Though both were (or are) listed as a single species researchers say they should be four.
In 2016 DNA testing on giraffes revealed that the single species (Giraffa camelopardalis) is really four species. The proposed 2016 species split looked like this on the map …
… and is described as:
[Replace] Giraffa camelopardalis with four new ones: the southern giraffe (G. giraffa), found mainly in South Africa, Namibia and Botswana; the Masai giraffe (G. tippelskirchi) of Tanzania, Kenya and Zambia; the reticulated giraffe (G. reticulata) found mainly in Kenya, Somalia and southern Ethiopia; and the northern giraffe (G. camelopardalis), found in scattered groups in the central and eastern parts of the continent. The one remaining subspecies is the Nubian giraffe (G. camelopardalis camelopardalis) of Ethiopia and South Sudan. It is a distinct subspecies of the northern giraffe.— Scientific American, DNA Reveals Giraffes Are 4 Species–Not 1, 9 September 2016
This year a DNA study on gentoo penguins revealed that they should be split in four species, too.

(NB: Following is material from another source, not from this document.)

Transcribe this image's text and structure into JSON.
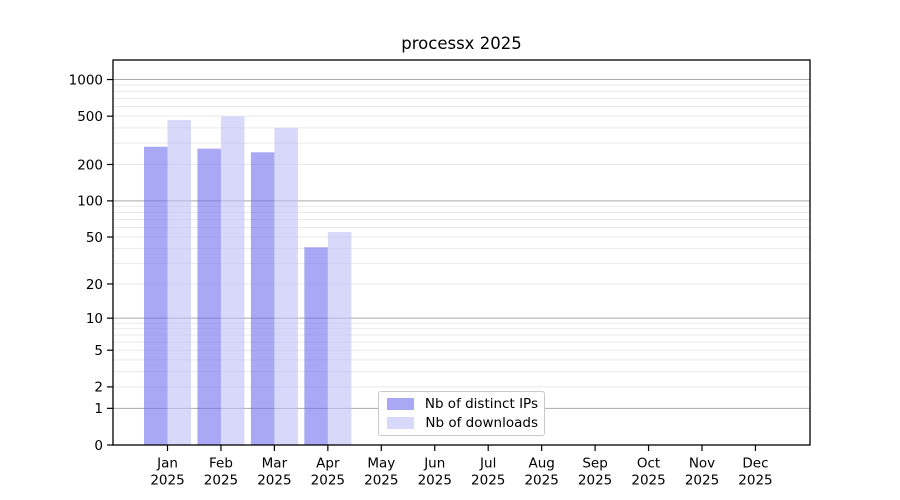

Gentoo penguins (Pygoscelis papua) breed on Antarctica and islands in the southern hemisphere reaching as far as the Falklands, South Georgia and Kerguelen Island. Two populations are considered subspecies; they don’t intermingle. In 2012 the subspecies map looked like this:
The proposed split elevates both subspecies and adds two more!
The researchers suggest the two subspecies [P. p. ellsworthi and P. p. papua.] should be raised to species level and two new species created.
The four species we propose live in quite different latitudes – for example P. ellsworthi lives on the Antarctic continent whereas P. poncetii, P. taeniata, and P. papua live further north, where conditions are milder, and so it’s not that surprising that they have evolved to adapt to their different habitats.— Birdwatchers Daily, Split Gentoo Penguin into four species, researchers say, 4 Nov 2020
The split could be good news for the most vulnerable gentoo penguin populations since it would allow a focus on saving them.
Will the gentoo penguin officially split like the giraffe? We’ll have to wait and see.
(photos and maps from Wikimedia Commons; click on the captions to see the originals)
p.s. Locations of the four species as described as follows at The Conversation blog: We suggest the designation of four species of gentoo penguin: Pygoscelis papua in the Falkland Islands, P. ellsworthi in the South Shetland Islands/Western Antarctic Peninsula, P. taeniata in Iles Kerguelen, and P. poncetii, in South Georgia.